P&G CEO Outlines Key Long-term Growth Strategies

Procter & Gamble will drive its business by touching and improving more consumers' lives in more parts of the world more completely, president and CEO, Bob McDonald, told the company's shareholders at its annual meeting on Oct. 13, 2009.

Coming out of one of the toughest years P&G has faced in more than 50 years, McDonald said the company currently serves approximately four billion of the world's seven billion consumers but aimed to reach five billion throughout the next five years.
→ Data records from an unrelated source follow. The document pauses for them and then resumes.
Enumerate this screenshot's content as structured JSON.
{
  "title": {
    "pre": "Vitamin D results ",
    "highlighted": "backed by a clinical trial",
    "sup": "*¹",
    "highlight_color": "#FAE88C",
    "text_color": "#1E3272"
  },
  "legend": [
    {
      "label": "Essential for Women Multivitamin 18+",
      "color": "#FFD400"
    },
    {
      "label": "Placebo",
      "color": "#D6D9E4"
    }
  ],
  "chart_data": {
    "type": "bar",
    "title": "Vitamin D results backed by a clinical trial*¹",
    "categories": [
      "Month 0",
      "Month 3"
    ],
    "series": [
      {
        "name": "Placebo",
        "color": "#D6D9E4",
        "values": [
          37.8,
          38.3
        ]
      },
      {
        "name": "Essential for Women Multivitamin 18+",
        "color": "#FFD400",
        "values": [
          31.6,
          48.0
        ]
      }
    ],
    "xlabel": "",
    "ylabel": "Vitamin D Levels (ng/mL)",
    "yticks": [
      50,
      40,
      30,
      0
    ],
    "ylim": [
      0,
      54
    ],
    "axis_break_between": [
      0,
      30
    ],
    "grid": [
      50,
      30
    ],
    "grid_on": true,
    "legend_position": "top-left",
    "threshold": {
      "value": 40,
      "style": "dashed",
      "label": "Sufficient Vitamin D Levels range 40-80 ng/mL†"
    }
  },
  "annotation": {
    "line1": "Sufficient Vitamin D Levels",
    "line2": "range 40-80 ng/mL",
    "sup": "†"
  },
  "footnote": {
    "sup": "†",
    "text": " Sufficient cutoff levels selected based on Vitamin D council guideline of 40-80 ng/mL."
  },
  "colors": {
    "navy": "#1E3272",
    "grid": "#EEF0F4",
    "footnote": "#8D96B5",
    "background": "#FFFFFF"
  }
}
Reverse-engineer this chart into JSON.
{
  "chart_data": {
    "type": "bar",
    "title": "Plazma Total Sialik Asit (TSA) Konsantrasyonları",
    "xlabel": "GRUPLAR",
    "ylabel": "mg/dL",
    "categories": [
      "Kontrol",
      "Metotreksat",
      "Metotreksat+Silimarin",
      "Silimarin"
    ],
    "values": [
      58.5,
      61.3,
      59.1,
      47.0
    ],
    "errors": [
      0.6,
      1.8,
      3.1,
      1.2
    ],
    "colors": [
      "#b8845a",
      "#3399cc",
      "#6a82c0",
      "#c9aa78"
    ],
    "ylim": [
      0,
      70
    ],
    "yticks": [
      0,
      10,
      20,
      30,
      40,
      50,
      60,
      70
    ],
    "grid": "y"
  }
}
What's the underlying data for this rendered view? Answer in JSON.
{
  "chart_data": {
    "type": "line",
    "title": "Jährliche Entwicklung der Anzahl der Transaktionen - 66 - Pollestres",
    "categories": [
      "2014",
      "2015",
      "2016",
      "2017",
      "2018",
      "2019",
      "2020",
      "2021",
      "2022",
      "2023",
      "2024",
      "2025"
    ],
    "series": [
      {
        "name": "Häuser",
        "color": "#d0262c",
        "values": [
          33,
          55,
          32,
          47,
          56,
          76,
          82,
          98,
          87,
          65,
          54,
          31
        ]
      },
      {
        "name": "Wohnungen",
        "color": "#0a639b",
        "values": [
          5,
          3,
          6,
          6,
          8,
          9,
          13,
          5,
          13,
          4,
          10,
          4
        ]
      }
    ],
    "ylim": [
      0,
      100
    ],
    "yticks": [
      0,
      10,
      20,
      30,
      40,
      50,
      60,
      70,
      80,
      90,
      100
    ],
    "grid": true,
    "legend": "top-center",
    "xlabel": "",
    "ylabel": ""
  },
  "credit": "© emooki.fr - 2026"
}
"Our choices are a natural evolution of the strategies that have been working for nearly a decade," said McDonald. "We will grow leading, global brands and core categories. We will build our business with under-served and un-served consumers and we will continue to develop faster growing, structurally attractive businesses with global leadership potential. More than at any time in our company's 170-plus year history, we have the brands, capabilities, strategies and financial flexibility necessary to expand our product portfolio into more parts of the world."

Geographic and portfolio expansion coupled with a focus on simplifying business structure and processes, leveraging scale and enhancing execution will all be elements of P&G's long term growth success, he added.

Earlier, McDonald paid tribute to former president/chief executive and current chairman of the board A.G. Lafley, calling out the transformation he led during the past nine years.

"As P&G shareholders, we've all benefited substantially from A.G.'s leadership. When he took over the helm, P&G's market capitalization was about $74 billion, 35th highest among the Fortune 500. P&G stock has appreciated approximately 100% since then, and today, the company's market capitalization is about $170 billion, making P&G one of the most valuable companies in the world."

P&G's net sales for the fiscal year ended June 30, 2009, were $79 billion, with organic sales up 2%. Core earnings per share increased 8% to $3.67 while P&G continued to deliver strong free cash flow at more than 100% of earnings excluding the gain on the Folgers sale.

On average, P&G sales have nearly doubled for each of the past three decades—from $10 billion in 1980 to approximately $80 billion today with earnings increasing from $643 million to $12 billion during the same period. The company's dividends have also increased every year—more than 9% a year on average, throughout the past 53 years, and have been paid without interruption since the company was incorporated 119 years ago.

P&G will issue its results for the first fiscal quarter ended Sept. 30, 2009, on Oct. 29, 2009.